As a way to better diversify equity market exposure, investors can consider a relatively new smart beta exchange traded fund strategy that re-weights the S&P 500 based on companies’ business risks instead of the usual capitalization size.
“We’ve adapted a methodology that’s used in clinical trials to define population sets. So our founder comes from the biotech pharmaceutical industry, and he kept asking himself, ‘Why is it science you can define population sets for predictable results, but no one’s ever applied it in finance?’ So, he funded a think tank and had all of these analysts go to work on figuring out a tagging method for companies that mimics, in a sense, how we do demographics,” Kathy Cuocolo, President Syntax Advisors, said at Inside ETFs 2019.

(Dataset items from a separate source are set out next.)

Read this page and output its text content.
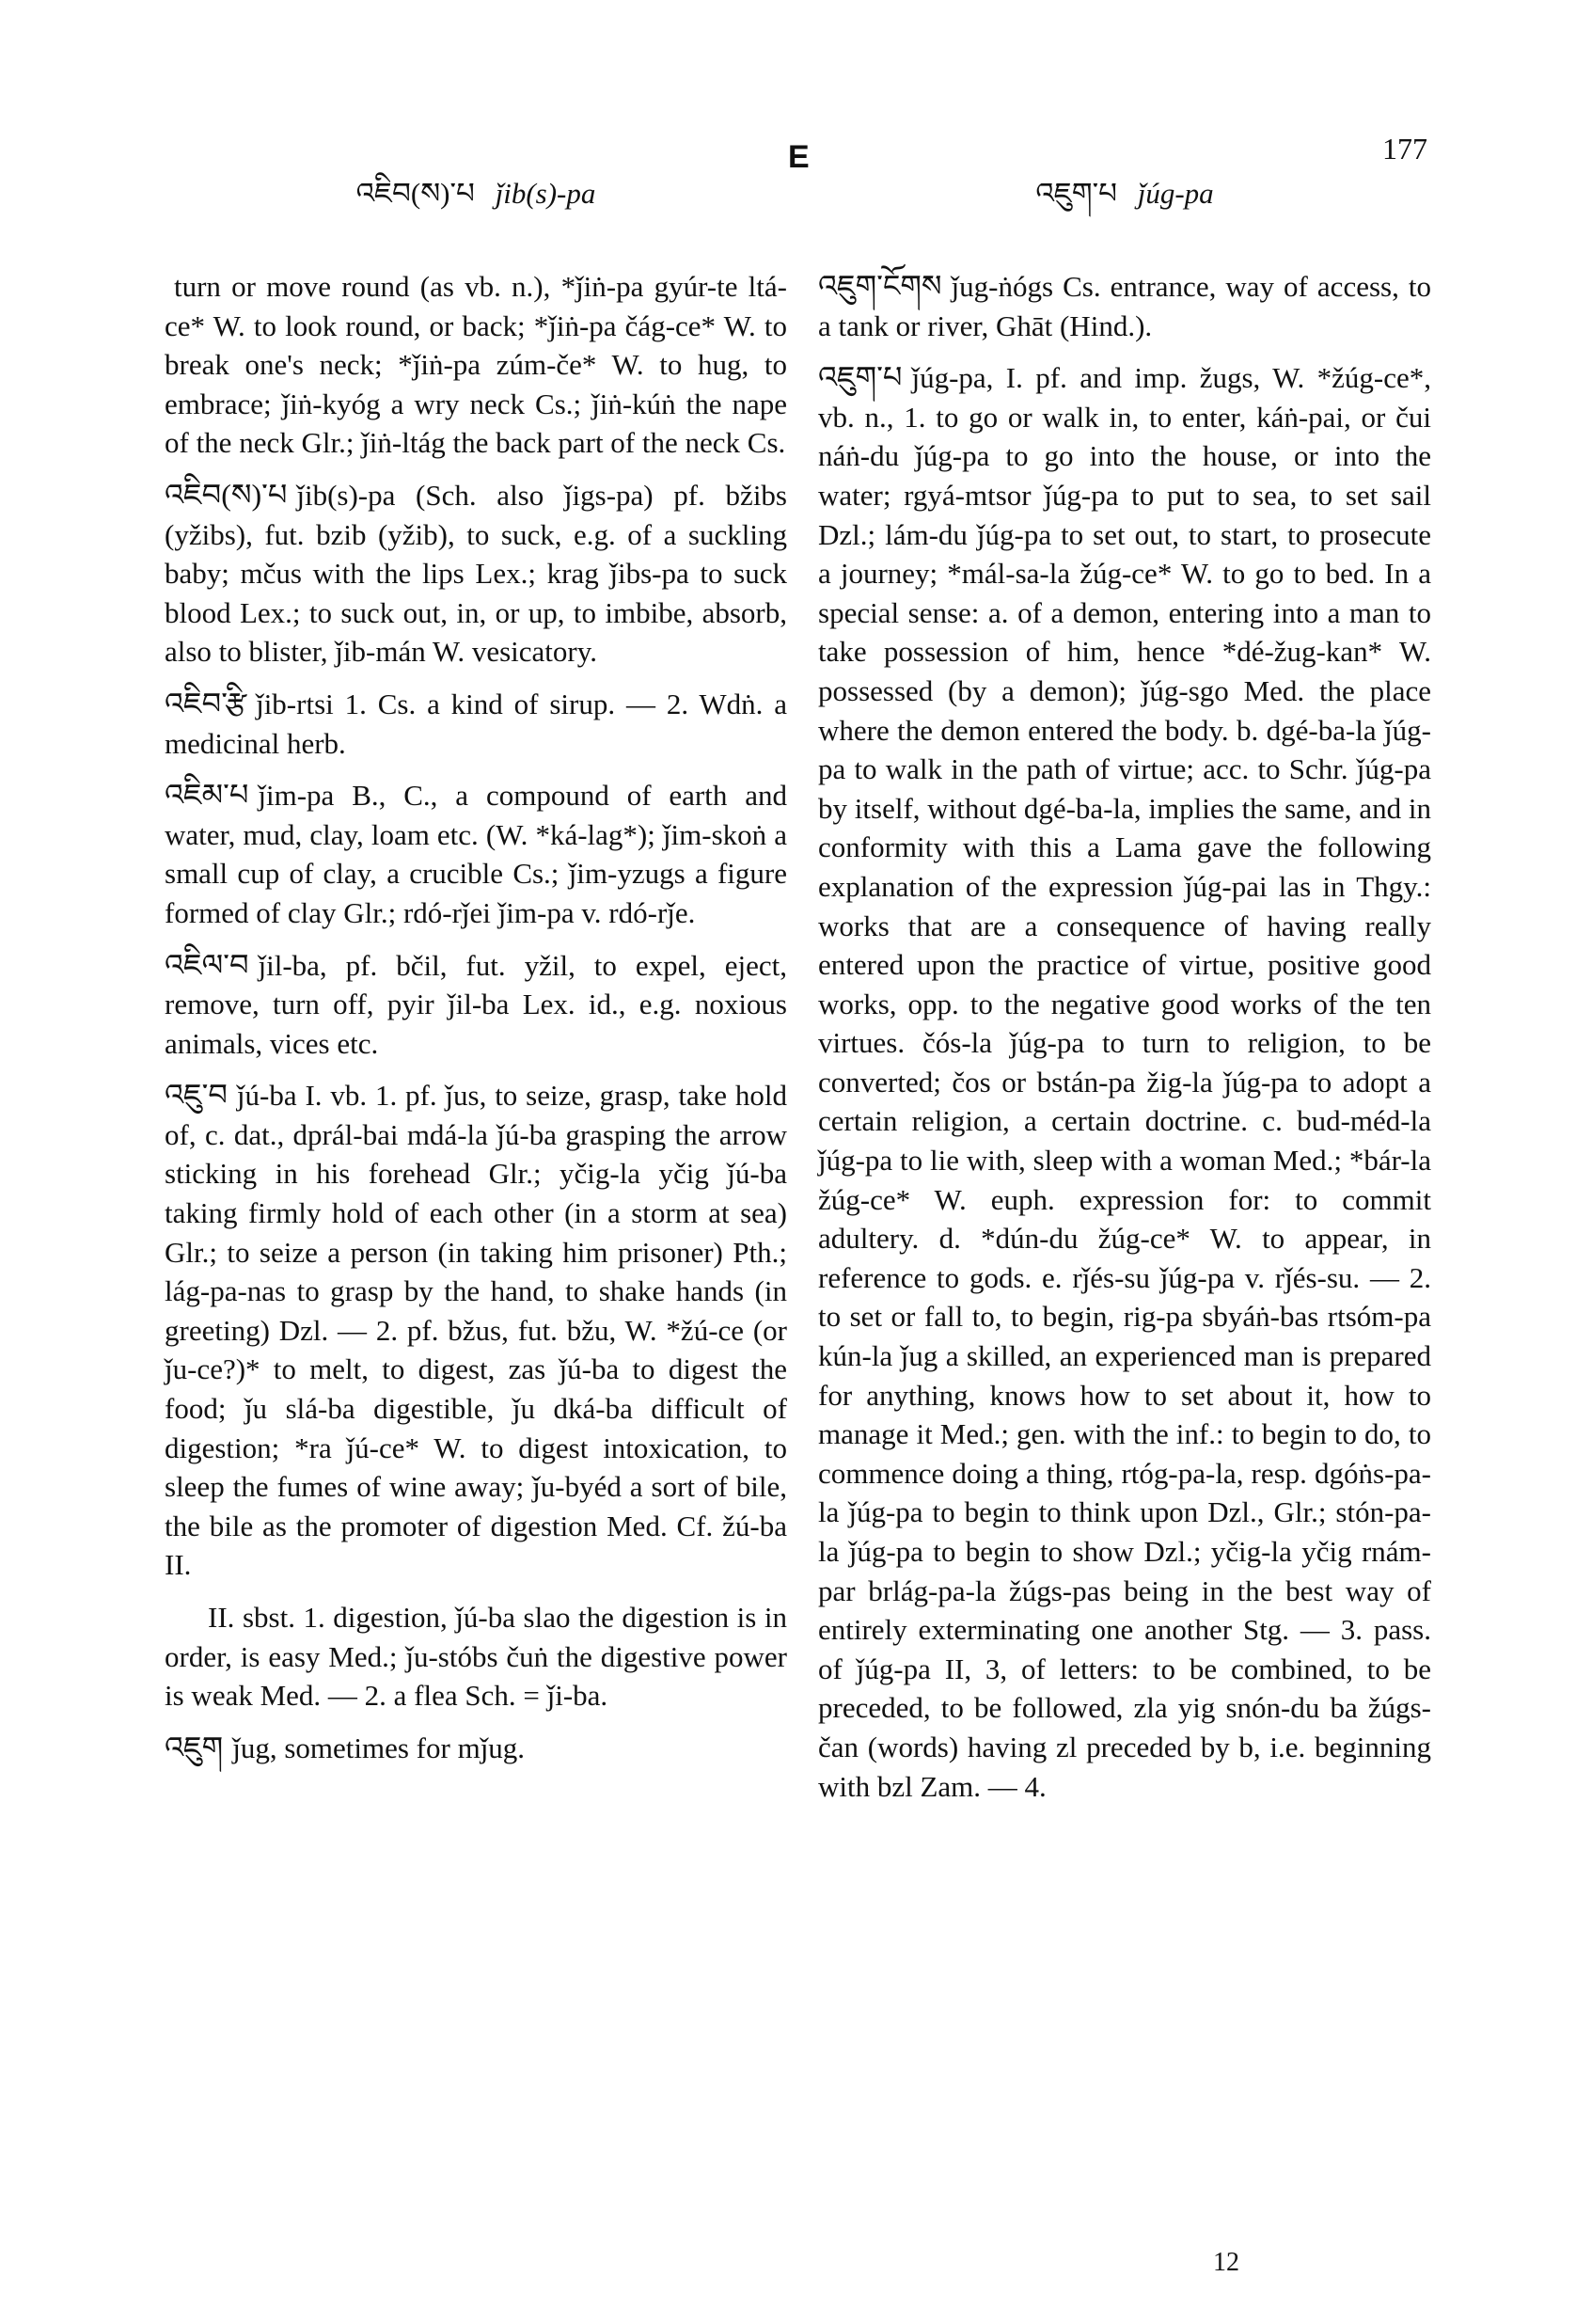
E	177
འཇིབ(ས)་པ ǰib(s)-pa
turn or move round (as vb. n.), *ǰiṅ-pa gyúr-te ltá-ce* W. to look round, or back; *ǰiṅ-pa čág-ce* W. to break one's neck; *ǰiṅ-pa zúm-če* W. to hug, to embrace; ǰiṅ-kyóg a wry neck Cs.; ǰiṅ-kúṅ the nape of the neck Glr.; ǰiṅ-ltág the back part of the neck Cs.
འཇིབ(ས)་པ ǰib(s)-pa (Sch. also ǰigs-pa) pf. bžibs (yžibs), fut. bzib (yžib), to suck, e.g. of a suckling baby; mčus with the lips Lex.; krag ǰibs-pa to suck blood Lex.; to suck out, in, or up, to imbibe, absorb, also to blister, ǰib-mán W. vesicatory.
འཇིབ་རྩི ǰib-rtsi 1. Cs. a kind of sirup. — 2. Wdṅ. a medicinal herb.
འཇིམ་པ ǰim-pa B., C., a compound of earth and water, mud, clay, loam etc. (W. *ká-lag*); ǰim-skoṅ a small cup of clay, a crucible Cs.; ǰim-yzugs a figure formed of clay Glr.; rdó-rǰei ǰim-pa v. rdó-rǰe.
འཇིལ་བ ǰil-ba, pf. bčil, fut. yžil, to expel, eject, remove, turn off, pyir ǰil-ba Lex. id., e.g. noxious animals, vices etc.
འཇུ་བ ǰú-ba I. vb. 1. pf. ǰus, to seize, grasp, take hold of, c. dat., dprál-bai mdá-la ǰú-ba grasping the arrow sticking in his forehead Glr.; yčig-la yčig ǰú-ba taking firmly hold of each other (in a storm at sea) Glr.; to seize a person (in taking him prisoner) Pth.; lág-pa-nas to grasp by the hand, to shake hands (in greeting) Dzl. — 2. pf. bžus, fut. bžu, W. *žú-ce (or ǰu-ce?)* to melt, to digest, zas ǰú-ba to digest the food; ǰu slá-ba digestible, ǰu dká-ba difficult of digestion; *ra ǰú-ce* W. to digest intoxication, to sleep the fumes of wine away; ǰu-byéd a sort of bile, the bile as the promoter of digestion Med. Cf. žú-ba II.
II. sbst. 1. digestion, ǰú-ba slao the digestion is in order, is easy Med.; ǰu-stóbs čuṅ the digestive power is weak Med. — 2. a flea Sch. = ǰi-ba.
འཇུག ǰug, sometimes for mǰug.
འཇུག་པ ǰúg-pa
འཇུག་ངོགས ǰug-ṅógs Cs. entrance, way of access, to a tank or river, Ghāt (Hind.).
འཇུག་པ ǰúg-pa, I. pf. and imp. žugs, W. *žúg-ce*, vb. n., 1. to go or walk in, to enter, káṅ-pai, or čui náṅ-du ǰúg-pa to go into the house, or into the water; rgyá-mtsor ǰúg-pa to put to sea, to set sail Dzl.; lám-du ǰúg-pa to set out, to start, to prosecute a journey; *mál-sa-la žúg-ce* W. to go to bed. In a special sense: a. of a demon, entering into a man to take possession of him, hence *dé-žug-kan* W. possessed (by a demon); ǰúg-sgo Med. the place where the demon entered the body. b. dgé-ba-la ǰúg-pa to walk in the path of virtue; acc. to Schr. ǰúg-pa by itself, without dgé-ba-la, implies the same, and in conformity with this a Lama gave the following explanation of the expression ǰúg-pai las in Thgy.: works that are a consequence of having really entered upon the practice of virtue, positive good works, opp. to the negative good works of the ten virtues. čós-la ǰúg-pa to turn to religion, to be converted; čos or bstán-pa žig-la ǰúg-pa to adopt a certain religion, a certain doctrine. c. bud-méd-la ǰúg-pa to lie with, sleep with a woman Med.; *bár-la žúg-ce* W. euph. expression for: to commit adultery. d. *dún-du žúg-ce* W. to appear, in reference to gods. e. rǰés-su ǰúg-pa v. rǰés-su. — 2. to set or fall to, to begin, rig-pa sbyáṅ-bas rtsóm-pa kún-la ǰug a skilled, an experienced man is prepared for anything, knows how to set about it, how to manage it Med.; gen. with the inf.: to begin to do, to commence doing a thing, rtóg-pa-la, resp. dgóṅs-pa-la ǰúg-pa to begin to think upon Dzl., Glr.; stón-pa-la ǰúg-pa to begin to show Dzl.; yčig-la yčig rnám-par brlág-pa-la žúgs-pas being in the best way of entirely exterminating one another Stg. — 3. pass. of ǰúg-pa II, 3, of letters: to be combined, to be preceded, to be followed, zla yig snón-du ba žúgs-čan (words) having zl preceded by b, i.e. beginning with bzl Zam. — 4.
12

Specifically, the Syntax Stratified LargeCap ETF (NYSEArca: SSPY) follows the stratified-weight version of the widely used S&P 500 Index and holds the same constituents as the S&P 500, but so-called Stratified-weighted approach refers to the weighting methodology of the underlying index where Syntax groups and distributes the weight of constituent companies that share “Related Business Risks”.
The Related Business Risk factor occurs when two or more companies’ earnings are affected by the same fundamental drivers. The process of identifying, grouping, and diversifying across related business risk is called stratification.
Consequently, the portfolio is broken down into eight broad sectors, including consumer, energy, financials, food, health care, industrials, information and information tools. Components are then “equally allocated” across those sectors, and rebalancings of the index occur on a quarterly basis.
SSPY aims to provide exposure to the “same stocks as the S&P 500, providing access to constituents that are the leading proxy for the market,” and it is “reweighted to diversify related business risk and provide a more balanced exposure than cap-weighting,” according to Syntax.